# How do you use the Product Rule to find the derivative of y = x(x^2 - 2x + 1)^4?

Aug 1, 2015

${y}^{'} = \left(9 x - 1\right) \cdot {\left(x - 1\right)}^{7}$

#### Explanation:

The product rule allows you to differentiate functions that can be written as the product of two other functions

$y = f \left(x\right) \cdot g \left(x\right)$

by using this formula

color(blue)(d/dx(y) = f^'(x) * g(x) + f(x) * g^'(x)

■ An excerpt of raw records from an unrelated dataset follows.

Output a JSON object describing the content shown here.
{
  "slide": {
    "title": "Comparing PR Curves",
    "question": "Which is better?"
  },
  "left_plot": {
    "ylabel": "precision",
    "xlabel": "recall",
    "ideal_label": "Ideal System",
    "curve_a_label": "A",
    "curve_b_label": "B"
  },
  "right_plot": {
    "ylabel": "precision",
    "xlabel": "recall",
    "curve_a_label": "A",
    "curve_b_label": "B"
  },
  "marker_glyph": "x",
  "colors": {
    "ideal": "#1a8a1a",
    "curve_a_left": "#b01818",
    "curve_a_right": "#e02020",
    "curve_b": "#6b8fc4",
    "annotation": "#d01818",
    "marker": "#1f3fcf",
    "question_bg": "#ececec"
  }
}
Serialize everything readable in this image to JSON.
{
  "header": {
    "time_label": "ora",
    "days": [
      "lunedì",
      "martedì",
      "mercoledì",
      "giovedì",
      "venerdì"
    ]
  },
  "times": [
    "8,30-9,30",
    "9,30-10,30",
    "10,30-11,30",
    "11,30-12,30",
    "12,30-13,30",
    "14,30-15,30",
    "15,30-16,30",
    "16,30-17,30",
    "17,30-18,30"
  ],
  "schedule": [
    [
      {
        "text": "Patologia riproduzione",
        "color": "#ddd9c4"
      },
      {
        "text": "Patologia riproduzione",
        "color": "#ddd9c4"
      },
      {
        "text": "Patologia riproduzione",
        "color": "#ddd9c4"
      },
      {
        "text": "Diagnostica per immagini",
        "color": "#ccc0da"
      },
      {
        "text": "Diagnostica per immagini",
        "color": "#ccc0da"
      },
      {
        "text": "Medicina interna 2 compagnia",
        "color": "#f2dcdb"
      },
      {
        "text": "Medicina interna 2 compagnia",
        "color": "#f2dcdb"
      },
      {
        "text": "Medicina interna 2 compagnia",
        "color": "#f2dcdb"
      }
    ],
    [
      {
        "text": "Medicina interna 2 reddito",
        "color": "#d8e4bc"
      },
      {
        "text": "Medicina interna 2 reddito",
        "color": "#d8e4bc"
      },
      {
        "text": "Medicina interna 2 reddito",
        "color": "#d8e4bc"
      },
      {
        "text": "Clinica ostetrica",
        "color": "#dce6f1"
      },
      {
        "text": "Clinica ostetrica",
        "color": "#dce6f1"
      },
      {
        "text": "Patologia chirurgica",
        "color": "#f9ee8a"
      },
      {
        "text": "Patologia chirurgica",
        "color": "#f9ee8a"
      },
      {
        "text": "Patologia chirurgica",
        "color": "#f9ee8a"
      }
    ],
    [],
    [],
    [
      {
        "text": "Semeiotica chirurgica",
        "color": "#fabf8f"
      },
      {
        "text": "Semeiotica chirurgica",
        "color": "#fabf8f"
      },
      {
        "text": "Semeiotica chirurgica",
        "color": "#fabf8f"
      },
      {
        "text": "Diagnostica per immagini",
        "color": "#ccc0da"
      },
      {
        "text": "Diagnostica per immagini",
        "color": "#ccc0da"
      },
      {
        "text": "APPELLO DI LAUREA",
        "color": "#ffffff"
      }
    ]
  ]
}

In your case, you can write $y$ as

$y = x \cdot {\left({x}^{2} - 2 x + 1\right)}^{4} = x \cdot {\left[{\left(x - 1\right)}^{2}\right]}^{4} = x \cdot {\left(x - 1\right)}^{8}$

This means that its derivative can be found by using the product rule

${y}^{'} = \left[\frac{d}{\mathrm{dx}} \left(x\right)\right] \cdot {\left(x - 1\right)}^{8} + x \cdot \frac{d}{\mathrm{dx}} {\left(x - 1\right)}^{8}$

${y}^{'} = 1 \cdot {\left(x - 1\right)}^{8} + x \cdot 8 \cdot {\left(x - 1\right)}^{7}$

${y}^{'} = {\left(x - 1\right)}^{7} \left(x - 1 + 8 x\right) = \textcolor{g r e e n}{\left(9 x - 1\right) \cdot {\left(x - 1\right)}^{7}}$